The Sossin lab works on the molecular changes that occur when a memory is formed, what we term the molecular memory trace. How memories are formed is one of the great, unsolved mysteries in science and we take a reductionist approach, studying memory formation in a very simple animal, the mollusk Aplysia. The major advantage of Aplysia is that the synaptic connections that are changed during memory formation have been identified and these changes can be recapitulated in cultured neurons under controlled conditions. Using this preparation we can not only identify specific molecules involved in learning, but by using modern imaging techniques, we can also watch the changes as memories are formed.
A molecular memory trace is a specific biochemical mechanism underlying a change in synaptic connectivity that underlies a memory. For example, one trace may be due to an increase in the level of a critical protein at the synapse, and another may be due to triggering changes in the shape of the synapse through modification of a protein by phosphorylation.
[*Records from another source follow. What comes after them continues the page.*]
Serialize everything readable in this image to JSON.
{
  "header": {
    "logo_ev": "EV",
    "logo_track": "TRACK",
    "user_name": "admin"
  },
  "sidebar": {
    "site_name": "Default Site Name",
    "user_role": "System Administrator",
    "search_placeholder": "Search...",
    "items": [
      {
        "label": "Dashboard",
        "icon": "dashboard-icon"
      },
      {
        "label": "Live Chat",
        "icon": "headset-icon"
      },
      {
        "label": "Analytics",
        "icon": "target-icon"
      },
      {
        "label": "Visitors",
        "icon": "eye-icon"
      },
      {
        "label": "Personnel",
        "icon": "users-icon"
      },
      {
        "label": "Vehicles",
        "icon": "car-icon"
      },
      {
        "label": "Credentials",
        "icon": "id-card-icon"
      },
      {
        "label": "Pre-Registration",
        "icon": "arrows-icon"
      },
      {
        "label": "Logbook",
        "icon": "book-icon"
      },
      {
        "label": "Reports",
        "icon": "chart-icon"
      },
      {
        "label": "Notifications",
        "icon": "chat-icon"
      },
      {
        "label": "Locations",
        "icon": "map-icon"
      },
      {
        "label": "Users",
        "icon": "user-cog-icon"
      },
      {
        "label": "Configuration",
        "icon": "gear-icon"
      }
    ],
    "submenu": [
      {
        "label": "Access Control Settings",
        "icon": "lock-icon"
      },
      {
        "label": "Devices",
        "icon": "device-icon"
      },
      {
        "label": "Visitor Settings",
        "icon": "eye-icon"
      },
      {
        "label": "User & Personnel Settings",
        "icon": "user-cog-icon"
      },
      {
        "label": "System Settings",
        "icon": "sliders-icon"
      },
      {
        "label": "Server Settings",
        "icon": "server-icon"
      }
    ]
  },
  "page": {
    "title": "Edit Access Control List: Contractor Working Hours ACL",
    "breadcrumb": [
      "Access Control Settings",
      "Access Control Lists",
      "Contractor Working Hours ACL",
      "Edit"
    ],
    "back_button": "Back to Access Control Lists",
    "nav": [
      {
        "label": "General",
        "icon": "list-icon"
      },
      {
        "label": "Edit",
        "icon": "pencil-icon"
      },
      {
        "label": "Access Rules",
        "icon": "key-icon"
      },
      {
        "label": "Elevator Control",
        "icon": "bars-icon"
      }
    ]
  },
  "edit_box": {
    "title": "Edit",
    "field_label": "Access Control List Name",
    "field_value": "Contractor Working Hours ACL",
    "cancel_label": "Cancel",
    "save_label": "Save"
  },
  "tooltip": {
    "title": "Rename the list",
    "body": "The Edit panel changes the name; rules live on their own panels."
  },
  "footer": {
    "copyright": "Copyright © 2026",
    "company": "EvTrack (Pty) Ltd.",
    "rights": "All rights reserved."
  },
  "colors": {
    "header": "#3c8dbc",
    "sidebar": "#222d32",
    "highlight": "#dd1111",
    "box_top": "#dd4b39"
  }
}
Even in this simple system of the Aplysia, we have found that distinct memory traces retain memories in different time frames. Remarkably, some of these molecular changes are independent of each other, for example, traces that retain memory for long periods of time can be formed in the absence of traces that are important for shorter duration memories. Thus, through the appropriate molecular activity, long-term memories can be made in the absence of short-term memories. Another question that we can ask is how different memory traces are formed from distinct experiences.
By comparing our Aplysia model with vertebrate brains we are also learning about the evolution of memory formation. Recently we have characterized a particular molecular trace, where we have found that an ancient mechanism used in Aplysia to generate a form of memory that lasts a few hours has been modified in vertebrates to generate a memory that lasts for days.
We have become interested in how the ability to make memories changes during aging, and have found a remarkable loss of the ability to make some kinds of memory traces, but not others as the animal ages. This is not due to a ‘run down’ of the system, but to a specific switch in a signaling pathway. By identifying this pathway, we will be able to understand how these switches are induced during the life of the animal. We now think that the loss of this memory trace occurs because the needs for memory change; for example, when an Aplysia grows in size, it does not have to worry about being eaten but about whether it can reproduce. We may find that as some switches and signals change, other molecular traces, perhaps those important for breeding, may increase.